Henrik Stenson has been removed as the European team captain for the Ryder Cup after accepting a $40 million deal with LIV Golf. The 46-year-old golfer is the most recent defector in a long list of established competitors now signed on for the new Saudi Arabian tour.

The Ryder Cup’s statement on Wednesday morning was succinct, stating that Stenson failed to commit to “contractual obligations” he agreed to in March when he was first named captain. The statement made no further clarification about Stenson’s replacement, but said that one would be named “in due course.”

In his response on Twitter, Stenson explained that his decision to sign with LIV was partially motivated by the sizeable contract, but he also stressed that there were other factors at play.

“In closing, clearly a part of my decision to play in LIV golf events has been commercially driven but the format, schedule and caliber of player were also significant factors,” Stenson said. “I am committed to growing the game and using the game as a force for good.”

Rumors of Stenson’s ties to the LIV tour have circulated for months, but the official confirmation of the relationship ultimately triggered the Ryder Cup to act. Officials and golfers with both the DP World Tour and PGA Tour, along with multiple human rights organizations like Amnesty International UK, have criticized LIV of “Saudi sportswashing” amid alleged human rights offenses by the tour’s backers.

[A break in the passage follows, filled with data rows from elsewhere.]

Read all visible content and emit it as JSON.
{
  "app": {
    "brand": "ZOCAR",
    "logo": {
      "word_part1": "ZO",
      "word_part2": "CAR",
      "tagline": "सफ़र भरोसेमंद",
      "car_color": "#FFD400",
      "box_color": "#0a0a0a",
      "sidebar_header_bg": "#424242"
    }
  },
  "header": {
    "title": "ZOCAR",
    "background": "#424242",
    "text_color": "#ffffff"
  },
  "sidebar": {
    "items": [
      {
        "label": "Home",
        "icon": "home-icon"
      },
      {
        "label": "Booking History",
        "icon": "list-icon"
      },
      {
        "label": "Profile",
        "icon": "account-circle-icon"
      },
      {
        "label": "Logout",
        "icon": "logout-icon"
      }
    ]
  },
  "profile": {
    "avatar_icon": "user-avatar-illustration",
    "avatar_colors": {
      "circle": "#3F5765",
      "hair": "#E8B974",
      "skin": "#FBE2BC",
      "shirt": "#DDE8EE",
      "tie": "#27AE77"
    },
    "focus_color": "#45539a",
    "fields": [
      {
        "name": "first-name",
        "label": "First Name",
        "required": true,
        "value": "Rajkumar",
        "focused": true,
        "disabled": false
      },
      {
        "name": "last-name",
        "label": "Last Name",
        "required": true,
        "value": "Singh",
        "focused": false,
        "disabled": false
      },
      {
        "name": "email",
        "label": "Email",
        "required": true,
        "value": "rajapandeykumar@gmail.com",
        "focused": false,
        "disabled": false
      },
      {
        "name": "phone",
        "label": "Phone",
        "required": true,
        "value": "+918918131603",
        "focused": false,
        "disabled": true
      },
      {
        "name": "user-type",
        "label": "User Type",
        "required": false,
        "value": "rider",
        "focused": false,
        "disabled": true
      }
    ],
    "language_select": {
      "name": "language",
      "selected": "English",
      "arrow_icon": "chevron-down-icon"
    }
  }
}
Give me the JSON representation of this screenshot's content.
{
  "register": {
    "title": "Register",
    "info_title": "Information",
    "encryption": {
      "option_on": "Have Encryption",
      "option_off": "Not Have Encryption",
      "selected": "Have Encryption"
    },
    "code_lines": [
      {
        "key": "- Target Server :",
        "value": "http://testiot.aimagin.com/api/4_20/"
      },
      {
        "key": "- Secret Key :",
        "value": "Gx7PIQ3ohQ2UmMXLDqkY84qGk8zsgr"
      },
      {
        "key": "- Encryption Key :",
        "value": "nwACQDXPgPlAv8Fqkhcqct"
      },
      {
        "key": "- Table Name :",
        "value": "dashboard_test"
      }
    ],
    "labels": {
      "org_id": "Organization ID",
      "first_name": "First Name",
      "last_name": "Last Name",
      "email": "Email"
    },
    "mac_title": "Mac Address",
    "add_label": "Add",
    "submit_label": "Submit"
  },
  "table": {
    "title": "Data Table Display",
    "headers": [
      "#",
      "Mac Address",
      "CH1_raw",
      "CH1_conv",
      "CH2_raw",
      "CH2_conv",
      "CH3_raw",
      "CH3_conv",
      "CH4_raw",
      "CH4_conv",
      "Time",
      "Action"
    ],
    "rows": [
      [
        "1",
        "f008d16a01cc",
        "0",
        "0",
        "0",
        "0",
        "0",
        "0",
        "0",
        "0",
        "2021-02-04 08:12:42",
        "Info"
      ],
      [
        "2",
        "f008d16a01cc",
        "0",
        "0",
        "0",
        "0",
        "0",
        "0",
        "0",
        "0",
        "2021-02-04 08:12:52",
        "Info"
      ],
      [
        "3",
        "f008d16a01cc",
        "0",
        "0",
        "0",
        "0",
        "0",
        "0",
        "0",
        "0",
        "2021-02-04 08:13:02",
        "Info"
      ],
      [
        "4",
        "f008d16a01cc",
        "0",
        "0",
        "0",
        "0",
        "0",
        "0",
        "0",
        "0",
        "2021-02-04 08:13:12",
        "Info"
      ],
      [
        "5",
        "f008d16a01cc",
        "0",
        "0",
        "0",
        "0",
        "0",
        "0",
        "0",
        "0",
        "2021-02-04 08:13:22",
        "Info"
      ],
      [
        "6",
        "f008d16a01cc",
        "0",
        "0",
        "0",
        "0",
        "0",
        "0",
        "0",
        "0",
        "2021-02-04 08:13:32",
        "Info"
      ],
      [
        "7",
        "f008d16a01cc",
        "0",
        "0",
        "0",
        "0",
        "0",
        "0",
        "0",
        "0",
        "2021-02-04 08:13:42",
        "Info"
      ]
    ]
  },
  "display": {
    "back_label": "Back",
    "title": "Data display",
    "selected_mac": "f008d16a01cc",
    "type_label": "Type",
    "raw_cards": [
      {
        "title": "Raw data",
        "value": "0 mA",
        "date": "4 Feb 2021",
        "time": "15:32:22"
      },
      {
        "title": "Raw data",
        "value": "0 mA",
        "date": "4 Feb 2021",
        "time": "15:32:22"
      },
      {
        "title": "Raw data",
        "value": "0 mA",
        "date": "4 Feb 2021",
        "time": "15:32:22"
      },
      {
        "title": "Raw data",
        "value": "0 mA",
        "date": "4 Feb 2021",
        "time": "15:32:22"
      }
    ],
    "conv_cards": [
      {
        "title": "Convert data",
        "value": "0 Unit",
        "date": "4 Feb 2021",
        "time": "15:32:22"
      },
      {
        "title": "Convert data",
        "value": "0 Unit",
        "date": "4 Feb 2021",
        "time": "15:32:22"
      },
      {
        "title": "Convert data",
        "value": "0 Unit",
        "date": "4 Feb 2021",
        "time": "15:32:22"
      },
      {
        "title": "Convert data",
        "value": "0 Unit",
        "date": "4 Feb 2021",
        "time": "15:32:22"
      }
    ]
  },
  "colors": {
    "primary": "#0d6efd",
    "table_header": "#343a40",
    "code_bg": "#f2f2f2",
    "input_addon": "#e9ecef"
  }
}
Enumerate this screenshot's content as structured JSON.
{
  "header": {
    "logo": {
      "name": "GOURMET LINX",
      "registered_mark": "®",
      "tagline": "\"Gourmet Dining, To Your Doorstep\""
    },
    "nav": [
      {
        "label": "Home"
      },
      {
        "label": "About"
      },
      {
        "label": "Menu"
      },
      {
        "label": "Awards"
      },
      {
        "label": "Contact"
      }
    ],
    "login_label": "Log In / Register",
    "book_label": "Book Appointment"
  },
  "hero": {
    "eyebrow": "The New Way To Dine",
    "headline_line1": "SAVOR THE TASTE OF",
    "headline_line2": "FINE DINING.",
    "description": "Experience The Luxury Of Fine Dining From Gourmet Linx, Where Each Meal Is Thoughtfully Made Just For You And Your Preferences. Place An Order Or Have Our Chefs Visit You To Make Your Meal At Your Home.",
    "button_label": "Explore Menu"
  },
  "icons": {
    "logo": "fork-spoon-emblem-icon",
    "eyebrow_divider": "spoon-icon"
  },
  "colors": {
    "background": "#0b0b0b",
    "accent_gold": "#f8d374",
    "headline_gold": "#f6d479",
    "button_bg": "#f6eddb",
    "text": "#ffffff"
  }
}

Stenson may be the most recent LIV defector, but he is far from the most prominent, as he joins a list that includes household names like Phil Mickelson, Dustin Johnson, Brooks Koepka and Bryson DeChambeau. The Swedish golfer’s decision is notable, however, because of the prominent position he relinquished in doing so. When he was named captain of the European Ryder Cup team earlier this year, Stenson said he was “absolutely thrilled and delighted.”

“I will do everything in my power and leave no stone unturned in the quest to get the Ryder Cup back in European hands,” Stenson said at the time.

In a conflict quickly spreading across the sport, many golfers are choosing to sign large contracts in direct defiance of the mainstream powers that be. All the while, the rift between LIV and the rest of the golfing world only seems to grow larger.